For those philosophically inclined, an interesting take on the above result relates to the question “what can we know?”. I will only scratch the surface here and start with Newton. His thinking in physics, not the least **his laws of motion**, played a big role in promoting **determinism**. This is the idea that given complete knowledge of all physical matter and the laws that governs it, it is possible to calculate (predict) all future events.

This view has been challenged over the years. For instance, quantum mechanics introduced uncertainty to how well we could pinpoint matter properties, and theory of relativity played with our sense of simultaneity, etc. However, Newton’s theory, the mathematical description as used with great success in everyday life, is usually considered deterministic. Given positions, velocities and acceleration (forces acting) we can calculate future events.

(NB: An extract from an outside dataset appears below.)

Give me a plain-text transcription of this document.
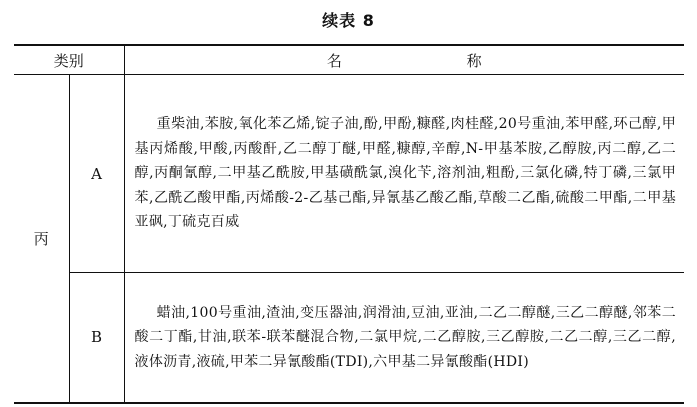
续表 8
类别		名 称
丙	A	重柴油,苯胺,氧化苯乙烯,锭子油,酚,甲酚,糠醛,肉桂醛,20号重油,苯甲醛,环己醇,甲基丙烯酸,甲酸,丙酸酐,乙二醇丁醚,甲醛,糠醇,辛醇,N-甲基苯胺,乙醇胺,丙二醇,乙二醇,丙酮氰醇,二甲基乙酰胺,甲基磺酰氯,溴化苄,溶剂油,粗酚,三氯化磷,特丁磷,三氯甲苯,乙酰乙酸甲酯,丙烯酸-2-乙基己酯,异氰基乙酸乙酯,草酸二乙酯,硫酸二甲酯,二甲基亚砜,丁硫克百威
	B	蜡油,100号重油,渣油,变压器油,润滑油,豆油,亚油,二乙二醇醚,三乙二醇醚,邻苯二酸二丁酯,甘油,联苯-联苯醚混合物,二氯甲烷,二乙醇胺,三乙醇胺,二乙二醇,三乙二醇,液体沥青,液硫,甲苯二异氰酸酯(TDI),六甲基二异氰酸酯(HDI)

Well, in principle this is true. But as the basin of attraction zoom video shows, there exists limited regions within it where new patterns keep resolving. A pixel in the image shows a certain color, but as we zoom into it, it may turn out to have complicated internal structure. So, you may need to zoom to infinity to get certainty. Some argue that this is still within determinism. But in practice you can never know the outcome with infinite accuracy.

## A Chaotic Result

As mentioned in my **first post** on this topic, the three magnets pendulum movement is chaotic. Among other things, this means an extreme sensitivity to starting position of the pendulum bob. This is evidenced by the zoom video above. Towards the end, at a magnification of around 1E-14 (see image below), there are still fine details in three colors.

Again, consider the scale differences here. I have indicated three different starting positions in the image, one in each of the colored regions. If we assume the pendulum size (magnet separation) to be 10 cm or so, these starting positions are some 1E-15 m apart. This is way smaller than the diameter of an atom, in fact it is of the size of a proton or neutron. We can measure position to this level, but it is not possible to actually position our pendulum bob that accurate.

Using the three starting positions above, I simulated their pendulum paths and overlaid them on the basin of attraction in the video below. The traces follow one another closely for a while before starting to separate and finally coming to rest over each of the three magnets.